Losing Control keeps the pace up, again with many clever effects masking the simplicity of the track, although a breather is allowed by a somewhat unexpected piano break, normal service resumes soon enough. One thing that the first three tracks prove is the switch in approach on this album. There is some outstanding guitar work, with in the main less electronics to mask it. It feels more…organic.
Fading Light (in my opinion at least) is in part the albums first misstep. The intro and verses are fine – a slow, crunching groove, with the multi-tracked dual vocals offering good variety – but the soft-rock, lighters-aloft chorus just seems to me to jar too much. Others may love it, but to me it just doesn’t work. A final mention again for the superb guitar work – the solo fits this slower track well. Far better is following track Sirens, another slower-paced track, a lot more melancholy, and the addition of the female backing vocals is a masterstroke.
Following that is the rather short The New World, which in some universes would be a great little pop(ish!) song…while The War Inside is perhaps the pick of the entire album. I can’t put my finger on exactly why, but it simply sounds more complete, and has the best balance of everything thrown into the entire album. Freefall bears hallmarks of classic early-90s Ministry, and is a great shortsharpshock to bookend the first half of the album.
Perhaps one of the most interesting and unexpected tracks on here is Dead Man’s Army. A long instrumental interlude, in effect, with some inspired sample use based around the idea of an army marching, but not all are as militaristic as you might think. The track’s somewhat calmer atmosphere works well as a breather in the centre of the album following the bludgeoning assault of much of the first half.
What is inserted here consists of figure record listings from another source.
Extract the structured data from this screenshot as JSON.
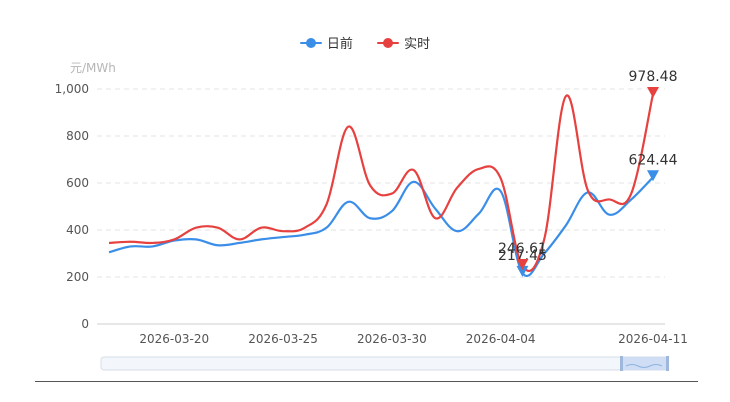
{
  "legend": [
    {
      "name": "日前",
      "color": "#3b8ee8"
    },
    {
      "name": "实时",
      "color": "#e6413f"
    }
  ],
  "chart_data": {
    "type": "line",
    "ylabel": "元/MWh",
    "ylim": [
      0,
      1000
    ],
    "yticks": [
      "0",
      "200",
      "400",
      "600",
      "800",
      "1,000"
    ],
    "xticks": [
      "2026-03-20",
      "2026-03-25",
      "2026-03-30",
      "2026-04-04",
      "2026-04-11"
    ],
    "x": [
      "2026-03-17",
      "2026-03-18",
      "2026-03-19",
      "2026-03-20",
      "2026-03-21",
      "2026-03-22",
      "2026-03-23",
      "2026-03-24",
      "2026-03-25",
      "2026-03-26",
      "2026-03-27",
      "2026-03-28",
      "2026-03-29",
      "2026-03-30",
      "2026-03-31",
      "2026-04-01",
      "2026-04-02",
      "2026-04-03",
      "2026-04-04",
      "2026-04-05",
      "2026-04-06",
      "2026-04-07",
      "2026-04-08",
      "2026-04-09",
      "2026-04-10",
      "2026-04-11"
    ],
    "series": [
      {
        "name": "日前",
        "color": "#3b8ee8",
        "values": [
          305,
          330,
          330,
          355,
          360,
          335,
          345,
          360,
          370,
          380,
          410,
          520,
          450,
          480,
          605,
          490,
          395,
          470,
          565,
          217.45,
          300,
          420,
          560,
          465,
          530,
          624.44
        ]
      },
      {
        "name": "实时",
        "color": "#e6413f",
        "values": [
          345,
          350,
          345,
          360,
          410,
          410,
          360,
          410,
          395,
          410,
          510,
          840,
          590,
          555,
          655,
          450,
          580,
          660,
          620,
          246.61,
          360,
          970,
          570,
          530,
          555,
          978.48
        ]
      }
    ],
    "annotations": [
      {
        "series": "日前",
        "label": "217.45",
        "index": 19
      },
      {
        "series": "实时",
        "label": "246.61",
        "index": 19
      },
      {
        "series": "日前",
        "label": "624.44",
        "index": 25
      },
      {
        "series": "实时",
        "label": "978.48",
        "index": 25
      }
    ],
    "grid": true,
    "legend_position": "top-center",
    "datazoom_slider": true
  }
}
Bleeding Edge throws in yet another curveball, with an accordion (!) weaving in and out of another track made all the more powerful by it’s fabulous chorus and stuttering verses.
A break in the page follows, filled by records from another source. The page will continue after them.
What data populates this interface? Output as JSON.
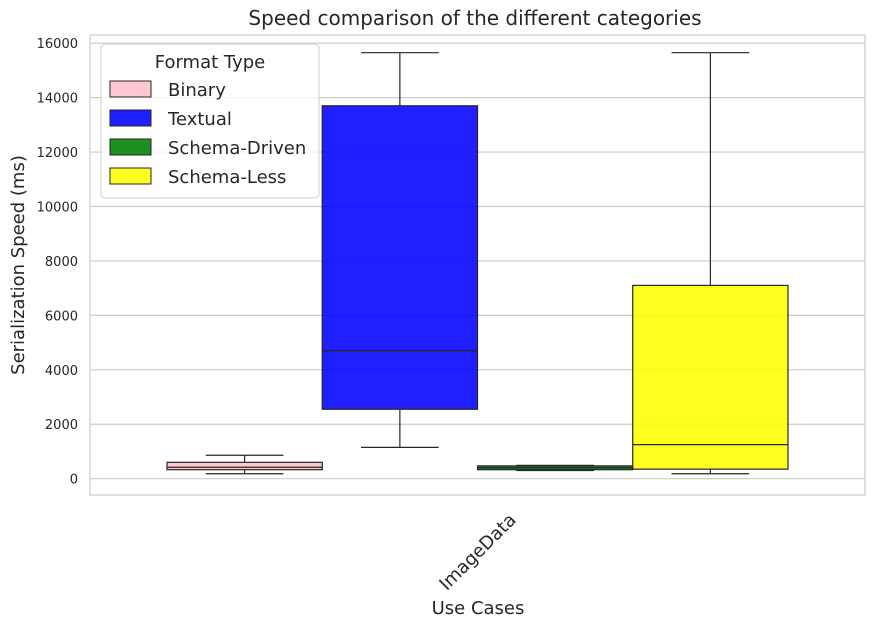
{
  "chart_data": {
    "type": "box",
    "title": "Speed comparison of the different categories",
    "xlabel": "Use Cases",
    "ylabel": "Serialization Speed (ms)",
    "categories": [
      "ImageData"
    ],
    "ylim": [
      -600,
      16300
    ],
    "yticks": [
      0,
      2000,
      4000,
      6000,
      8000,
      10000,
      12000,
      14000,
      16000
    ],
    "grid": true,
    "legend": {
      "title": "Format Type",
      "placement": "top-left"
    },
    "series": [
      {
        "name": "Binary",
        "color": "#ffc0cb",
        "min": 180,
        "q1": 330,
        "median": 420,
        "q3": 600,
        "max": 860
      },
      {
        "name": "Textual",
        "color": "#0000ff",
        "min": 1150,
        "q1": 2550,
        "median": 4700,
        "q3": 13700,
        "max": 15650
      },
      {
        "name": "Schema-Driven",
        "color": "#008000",
        "min": 300,
        "q1": 330,
        "median": 400,
        "q3": 470,
        "max": 490
      },
      {
        "name": "Schema-Less",
        "color": "#ffff00",
        "min": 180,
        "q1": 350,
        "median": 1250,
        "q3": 7100,
        "max": 15650
      }
    ]
  }
}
Second Class Citizen brings a another clear influence to the table with, more than anything, a PWEI-apeing vocal attack, that distracts the attention far too much from the rest of the track. The Plague that follows is again rather short, and is also rather strange, but has an odd, catchy rhythm to start with that works, inexplicably, before the track peters out too quickly with a twinkling of electronics like the stars fading out of sight. Aftermath is another of those tracks that just seems to pass by without much going on, although on closer listen perhaps has a little more going for it than first appears.
Underneath The Flesh I like a lot, another off-kilter rhythm with yet another killer chorus, although the somewhat prog-like guitar solo seems again ill-fitted. The Error Of Our Ways is a fantastic slower track, built mainly around the drums, which thunder through the track that otherwise is very sparse indeed. And in my opinion, that should be where the album ends – instead to end it is another dip into insipid ballad territory with Full Circle, which just feels somewhat forced and even twee in parts.
So overall, it’s not a bad album. At sixteen tracks and sixty-two minutes, it really is rather long, perhaps too long. There are many, many ideas here, some of which hit the bullseye and then there are others that miss completely. As I mentioned at the start, there is a loose concept here, but it is used sparingly which stops dragging the album down into the mire, which can only be a good thing.
What is clear though is the sign that the two principal writers are going in very different directions, which at points takes tracks on unnecessary diversions and puts too much into the mix. But when the ideas mesh together, they do it really well, so it is a little frustrating that it perhaps doesn’t happen quite enough.
Out of the albums difficult and long (for this band, anyway!) 14-month gestation period has come an album that despite it’s flaws is a real leap forward, even if it only fleetingly meets the vast heights that they had set themselves.